Get which or-condition is met in an if-statement in Python

I have the following Python if-statement:

if element1 in list[2] or element2 in list[2] or 3 in list[2]:
   do some more if-statements...
else:
   print something...

Is it possible to print (or get in some way) which of the or-conditions are met (if there are any)? Because there are other if-statements in the if-clause, I don't want to use three different if-statements, which would be one solution. But this will end up in nearly 12 different if-statement. I just want to log which condition is met for further analysis. I googled of course, but found nothing so for. Thanks in advance.

Edit: Use case: try to implement a search algorithm with "AND" and "OR" function. I'm sure could be written much better and cleaner but for now counts what works ;-)

You can assign the boolean values to names:

a = element1 in list[2]
b = element2 in list[2]
c = 3 in list[2]
if a or b or c:
    print(f"{element1} {'in' if a else 'not in'} list[2]")
    print(f"{element2} {'in' if b else 'not in'} list[2]")
    print(f"3 {'in' if c else 'not in'} list[2]")

This removes any benefits of short-circuiting though, since all the expressions need to be evaluated.

In python 3.8+ you can use assignment expressions:

if (a := (element1 in list[2])) or \
   (b := (element2 in list[2])) or \
   (c := (3 in list[2])):
    try:
        print(f"{element1} {'in' if a else 'not in'} list[2]")
        print(f"{element2} {'in' if b else 'not in'} list[2]")
        print(f"3 {'in' if c else 'not in'} list[2]")
    except NameError:
        pass

Keep in mind that this approach has the opposite problem: some names may not have been assigned because of short circuiting. You won't know the result for any name past the first false one.

Another way, if you really have a lot of conditions, is to build a list instead of naming each individual one:

test = [element1, element2, 3]
x = [t in list[2] for t in test]
if any(x):
    for t, r in zip(test, x):
        print(f"{t} {'in' if r else 'not in'} list[2]")

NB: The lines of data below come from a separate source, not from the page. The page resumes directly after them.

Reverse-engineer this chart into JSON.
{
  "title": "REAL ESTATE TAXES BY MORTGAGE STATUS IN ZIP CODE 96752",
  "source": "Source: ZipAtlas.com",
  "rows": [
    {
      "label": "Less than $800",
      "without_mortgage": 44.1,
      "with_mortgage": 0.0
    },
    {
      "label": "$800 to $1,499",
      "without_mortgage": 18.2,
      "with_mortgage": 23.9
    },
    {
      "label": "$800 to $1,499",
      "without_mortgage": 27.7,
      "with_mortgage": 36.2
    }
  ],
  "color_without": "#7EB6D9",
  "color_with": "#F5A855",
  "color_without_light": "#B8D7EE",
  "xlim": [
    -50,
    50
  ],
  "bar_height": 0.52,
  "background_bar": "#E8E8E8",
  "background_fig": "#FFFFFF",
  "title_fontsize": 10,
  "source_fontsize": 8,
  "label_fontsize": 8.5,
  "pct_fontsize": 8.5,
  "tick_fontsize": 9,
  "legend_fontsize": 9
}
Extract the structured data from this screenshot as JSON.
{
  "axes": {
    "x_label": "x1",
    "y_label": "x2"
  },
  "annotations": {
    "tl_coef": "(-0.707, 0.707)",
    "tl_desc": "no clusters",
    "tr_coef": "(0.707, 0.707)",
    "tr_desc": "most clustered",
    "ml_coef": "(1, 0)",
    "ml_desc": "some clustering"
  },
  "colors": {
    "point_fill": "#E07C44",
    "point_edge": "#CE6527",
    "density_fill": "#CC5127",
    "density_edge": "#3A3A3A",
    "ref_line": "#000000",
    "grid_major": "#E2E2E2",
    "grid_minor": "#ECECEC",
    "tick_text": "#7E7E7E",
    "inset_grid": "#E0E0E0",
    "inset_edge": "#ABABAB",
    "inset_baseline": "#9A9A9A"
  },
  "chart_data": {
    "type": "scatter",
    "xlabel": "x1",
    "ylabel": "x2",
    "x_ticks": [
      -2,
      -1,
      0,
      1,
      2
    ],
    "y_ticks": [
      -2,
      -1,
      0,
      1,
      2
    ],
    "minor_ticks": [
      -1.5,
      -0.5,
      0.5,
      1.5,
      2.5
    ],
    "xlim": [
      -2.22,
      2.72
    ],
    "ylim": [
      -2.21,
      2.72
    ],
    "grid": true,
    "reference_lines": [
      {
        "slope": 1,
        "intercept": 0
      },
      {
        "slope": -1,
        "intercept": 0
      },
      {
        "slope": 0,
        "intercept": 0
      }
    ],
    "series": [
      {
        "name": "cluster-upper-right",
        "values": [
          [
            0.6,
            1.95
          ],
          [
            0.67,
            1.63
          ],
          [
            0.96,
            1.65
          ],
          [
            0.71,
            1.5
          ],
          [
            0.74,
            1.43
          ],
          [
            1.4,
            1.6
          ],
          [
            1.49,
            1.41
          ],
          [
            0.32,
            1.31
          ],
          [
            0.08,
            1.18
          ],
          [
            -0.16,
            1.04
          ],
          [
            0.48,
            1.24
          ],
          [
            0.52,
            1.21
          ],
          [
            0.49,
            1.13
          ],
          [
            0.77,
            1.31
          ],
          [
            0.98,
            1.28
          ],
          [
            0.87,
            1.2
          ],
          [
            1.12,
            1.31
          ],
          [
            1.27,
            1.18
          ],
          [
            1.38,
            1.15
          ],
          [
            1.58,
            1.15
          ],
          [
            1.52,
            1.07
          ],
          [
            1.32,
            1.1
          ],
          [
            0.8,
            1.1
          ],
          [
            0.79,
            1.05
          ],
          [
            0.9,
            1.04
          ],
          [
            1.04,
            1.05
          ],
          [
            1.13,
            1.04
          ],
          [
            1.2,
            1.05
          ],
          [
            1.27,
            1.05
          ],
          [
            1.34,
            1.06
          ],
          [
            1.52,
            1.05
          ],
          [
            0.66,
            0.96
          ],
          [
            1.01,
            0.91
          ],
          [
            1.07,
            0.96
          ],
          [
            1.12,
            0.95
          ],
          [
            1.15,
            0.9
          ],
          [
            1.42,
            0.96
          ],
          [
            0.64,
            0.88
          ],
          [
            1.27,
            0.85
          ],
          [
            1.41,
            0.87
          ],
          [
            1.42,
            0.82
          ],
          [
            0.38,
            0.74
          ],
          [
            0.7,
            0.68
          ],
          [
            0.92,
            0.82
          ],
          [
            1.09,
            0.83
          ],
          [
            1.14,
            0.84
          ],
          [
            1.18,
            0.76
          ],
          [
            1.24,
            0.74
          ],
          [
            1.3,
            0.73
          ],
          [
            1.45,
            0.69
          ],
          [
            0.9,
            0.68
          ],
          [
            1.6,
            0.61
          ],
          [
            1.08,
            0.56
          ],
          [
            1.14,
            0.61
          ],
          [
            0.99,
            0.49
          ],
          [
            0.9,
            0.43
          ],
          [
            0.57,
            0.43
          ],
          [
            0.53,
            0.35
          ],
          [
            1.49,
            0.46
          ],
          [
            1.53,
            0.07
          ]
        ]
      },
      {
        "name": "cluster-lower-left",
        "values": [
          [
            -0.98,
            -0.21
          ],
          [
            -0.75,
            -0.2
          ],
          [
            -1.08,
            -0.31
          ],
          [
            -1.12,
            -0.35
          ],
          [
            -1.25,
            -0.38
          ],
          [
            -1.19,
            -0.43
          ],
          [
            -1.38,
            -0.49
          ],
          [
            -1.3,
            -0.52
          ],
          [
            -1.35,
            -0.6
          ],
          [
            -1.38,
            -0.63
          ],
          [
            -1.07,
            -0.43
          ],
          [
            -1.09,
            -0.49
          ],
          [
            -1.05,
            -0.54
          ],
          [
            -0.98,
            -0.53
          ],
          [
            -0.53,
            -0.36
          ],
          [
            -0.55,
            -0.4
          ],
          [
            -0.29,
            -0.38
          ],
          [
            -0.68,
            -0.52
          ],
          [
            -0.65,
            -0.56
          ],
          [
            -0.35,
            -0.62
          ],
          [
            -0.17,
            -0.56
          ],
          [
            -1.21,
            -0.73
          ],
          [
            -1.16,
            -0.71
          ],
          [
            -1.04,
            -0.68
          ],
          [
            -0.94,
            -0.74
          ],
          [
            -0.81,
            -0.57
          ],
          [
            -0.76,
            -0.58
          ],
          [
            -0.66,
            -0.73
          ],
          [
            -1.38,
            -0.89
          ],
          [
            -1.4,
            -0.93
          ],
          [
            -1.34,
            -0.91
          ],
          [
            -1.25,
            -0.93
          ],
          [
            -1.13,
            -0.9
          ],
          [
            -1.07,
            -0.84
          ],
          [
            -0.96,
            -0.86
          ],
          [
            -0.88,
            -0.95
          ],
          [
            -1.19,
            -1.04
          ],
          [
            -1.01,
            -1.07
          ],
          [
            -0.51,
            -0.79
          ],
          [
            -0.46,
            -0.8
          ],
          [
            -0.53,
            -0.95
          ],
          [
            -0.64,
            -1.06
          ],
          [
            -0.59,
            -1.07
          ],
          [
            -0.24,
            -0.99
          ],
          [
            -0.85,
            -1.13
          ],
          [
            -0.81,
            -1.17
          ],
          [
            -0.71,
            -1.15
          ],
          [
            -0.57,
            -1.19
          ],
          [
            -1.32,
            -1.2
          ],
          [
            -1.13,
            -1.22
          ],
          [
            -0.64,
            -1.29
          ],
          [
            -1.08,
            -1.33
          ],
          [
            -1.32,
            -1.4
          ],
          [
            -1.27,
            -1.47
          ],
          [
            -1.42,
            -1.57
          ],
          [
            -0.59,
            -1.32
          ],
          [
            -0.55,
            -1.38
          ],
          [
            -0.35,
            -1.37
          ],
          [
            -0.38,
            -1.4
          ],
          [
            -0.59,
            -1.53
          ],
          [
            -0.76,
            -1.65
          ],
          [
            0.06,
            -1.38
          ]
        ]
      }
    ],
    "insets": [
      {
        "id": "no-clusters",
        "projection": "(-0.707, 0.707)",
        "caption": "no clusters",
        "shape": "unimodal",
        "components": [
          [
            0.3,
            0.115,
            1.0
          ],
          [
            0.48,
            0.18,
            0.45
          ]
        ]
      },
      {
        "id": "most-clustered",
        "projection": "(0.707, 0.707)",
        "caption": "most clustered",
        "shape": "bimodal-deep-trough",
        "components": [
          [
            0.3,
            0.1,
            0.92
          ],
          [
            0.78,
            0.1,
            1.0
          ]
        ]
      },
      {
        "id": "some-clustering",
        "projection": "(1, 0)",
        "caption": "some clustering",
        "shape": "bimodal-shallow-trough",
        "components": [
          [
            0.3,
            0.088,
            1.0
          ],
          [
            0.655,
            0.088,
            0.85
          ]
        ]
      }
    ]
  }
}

You can even go so far as to use sets:

test = {element1, element2, 3}
s2 = set(list[2])
x = test & s2
if x:
    print('{x!r} in list[2]')
    if y := test - x:
        print('{y} not in list[2]')

The choice depends on your specific use-case.

If you wanted cleaner code then I would suggest putting the if statement checks inside a function and using a logger to log the truth of the statement.

import logging

def elem_in_list(elem, list):
    if elem in list[2]:
        logging.info(f"{elem} is in list")
        return True
    logging.info(f"{elem} is not in list")
    return False

if elem_in_list(element1, list) or elem_in_list(element2, list) or elem_in_list(element3, list):
    # do more if statements
else:
    print(something)

This is perhaps a cleaner way of doing it, but you cannot get around using a load of if statements for comparisons as far as I know.